Of course, as merely one citizen among others I don’t have much, if any, unilateral power over the direction and character of my nation. But when my nation acts and speaks on the world stage, it acts and speaks putatively partly on my behalf and in my name. So I do not think that it is enough to concentrate my efforts on the world at large and leave my nation be as if it were nothing to me and I nothing to it. Moreover, in the work of trying to perfect my nation, I can make concrete, more or less local allegiances with all sorts of people: with my neighbors, with my co-workers, with fellow parents at my children’s schools; with the members of various activist organizations to which I contribute or for which I work; with fellow members of the poltical part to which I belong. In so doing, I participate in a concrete shared life that shapes who and what I am and that helps to endow my life with meaning. Living as rather than merely in America is thus a very big deal.
I’m not trying to suggest that it is an either or thing. Either we work to improve the world directly or we work to improve the world through working to improve our nation and its impact on the world at large. If my nation is as consequential and as powerful as America, then by working to improve or perfect it, I thereby automatically work to improve or perfect the world at large. But it’s also true that to that African woman Singer mentioned on air, it is probably a matter of indifference whether the 10,000 dollars needed to sink a well in her village comes from Oxfam or from some American development assistance program. Her situation is desparate. She will take what help she can get from anywhere she can get it. And she will take it now! And there is a point to saying that we shouldn’t forgo the lesser good that can now be achieved in pursuit of some more problematic and far off greater good that may never be achieved.

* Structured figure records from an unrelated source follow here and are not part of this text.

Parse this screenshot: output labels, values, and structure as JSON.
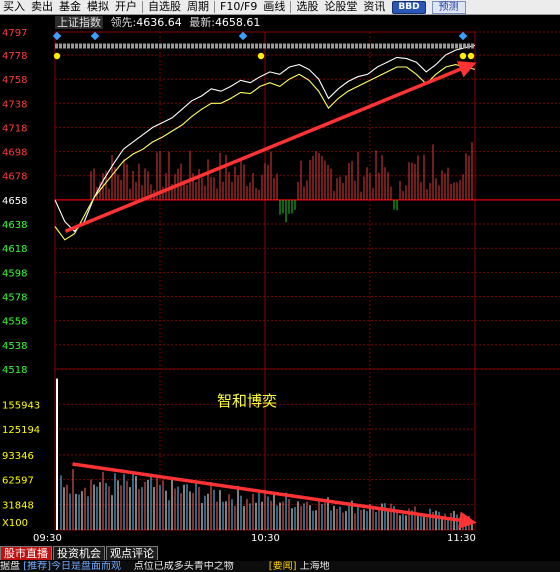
{
  "menu": {
    "items": [
      "买入",
      "卖出",
      "基金",
      "模拟",
      "开户",
      "自选股",
      "周期",
      "F10/F9",
      "画线",
      "选股",
      "论股堂",
      "资讯"
    ],
    "bbd": "BBD",
    "forecast": "预测"
  },
  "header": {
    "index_name": "上证指数",
    "lead_label": "领先:",
    "lead_value": "4636.64",
    "latest_label": "最新:",
    "latest_value": "4658.61"
  },
  "price_axis": {
    "ticks": [
      "4797",
      "4778",
      "4758",
      "4738",
      "4718",
      "4698",
      "4678",
      "4658",
      "4638",
      "4618",
      "4598",
      "4578",
      "4558",
      "4538",
      "4518"
    ],
    "prev_close": "4658",
    "colors": {
      "up": "#ff3b3b",
      "base": "#ffffff",
      "down": "#33ff33"
    }
  },
  "volume_axis": {
    "ticks": [
      "155943",
      "125194",
      "93346",
      "62597",
      "31848"
    ],
    "unit": "X100"
  },
  "time_axis": {
    "labels": [
      "09:30",
      "10:30",
      "11:30"
    ]
  },
  "annotation": {
    "watermark": "智和博奕"
  },
  "tabs": [
    {
      "label": "股市直播",
      "active": true
    },
    {
      "label": "投资机会",
      "active": false
    },
    {
      "label": "观点评论",
      "active": false
    }
  ],
  "ticker": {
    "segment1": "据盘",
    "segment2": "[推荐]今日是盘面而观",
    "segment3": "点位已成多头青中之物",
    "segment4": "[要闻]",
    "segment5": "上海地"
  },
  "chart_data": {
    "type": "line",
    "title": "上证指数",
    "x_range": [
      "09:30",
      "11:30"
    ],
    "ylim": [
      4518,
      4797
    ],
    "prev_close": 4658,
    "series": [
      {
        "name": "最新",
        "values": [
          4658,
          4640,
          4632,
          4640,
          4660,
          4675,
          4688,
          4700,
          4706,
          4712,
          4718,
          4722,
          4726,
          4733,
          4740,
          4744,
          4750,
          4748,
          4752,
          4757,
          4755,
          4760,
          4764,
          4762,
          4768,
          4770,
          4766,
          4758,
          4742,
          4750,
          4756,
          4760,
          4762,
          4768,
          4772,
          4776,
          4775,
          4772,
          4764,
          4770,
          4778,
          4782,
          4784,
          4786
        ]
      },
      {
        "name": "领先",
        "values": [
          4636,
          4625,
          4630,
          4645,
          4660,
          4670,
          4680,
          4690,
          4696,
          4700,
          4706,
          4710,
          4715,
          4720,
          4727,
          4733,
          4738,
          4738,
          4742,
          4747,
          4746,
          4752,
          4755,
          4752,
          4758,
          4762,
          4757,
          4748,
          4734,
          4742,
          4748,
          4752,
          4756,
          4760,
          4764,
          4768,
          4768,
          4762,
          4754,
          4762,
          4768,
          4770,
          4768,
          4766
        ]
      }
    ],
    "annotations": [
      {
        "type": "arrow",
        "from": {
          "time": "09:33",
          "price": 4632
        },
        "to": {
          "time": "11:29",
          "price": 4770
        },
        "color": "#ff3333"
      },
      {
        "type": "arrow",
        "from": {
          "time": "09:35",
          "volume": 82000
        },
        "to": {
          "time": "11:29",
          "volume": 10000
        },
        "color": "#ff3333"
      }
    ],
    "volume": {
      "ylim": [
        0,
        190000
      ],
      "first_bar": 188000,
      "trend": "decreasing"
    }
  }
}
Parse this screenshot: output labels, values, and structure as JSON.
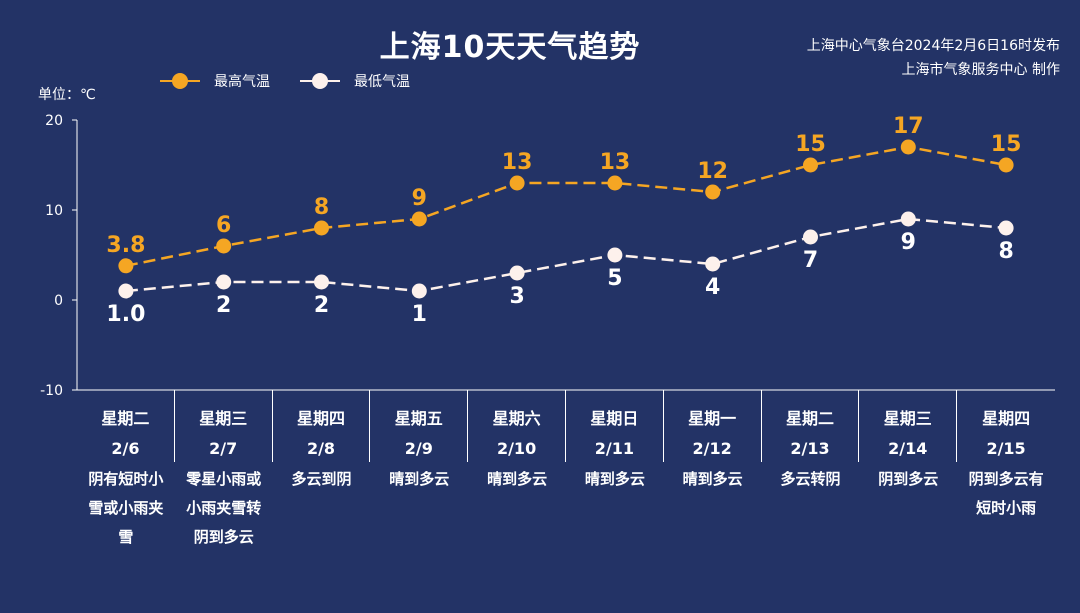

So give to Oxfam and do some good, whether or not we ever manage to achieve the moral improvement of America.
Still, because no one but we Americans can even hope to actively and directly work for the moral improvement of this consequential and powerful nation, and because the moral improvment of our nation is itself something urgently needed both by the world at large and by Americans at large, I think we can, with some justice, regard ourselves as having not just a special obligation to work for its moral improvement and perfection, but also the right to concentrate our efforts on America and to assign that task of improving her a very high priority indeed, even if that means that we decrease efforts that we might otherwise undertake toward directly ameliorating the plight of the least well off in the world. That wouldn’t mean that we were indifferent or uncaring and it wouldn’t justify us in entirely ignoring the plight of the distant worst off in the world. But it would mean that we took the task of perfecting or improving what is nearer and dearer utterly seriously.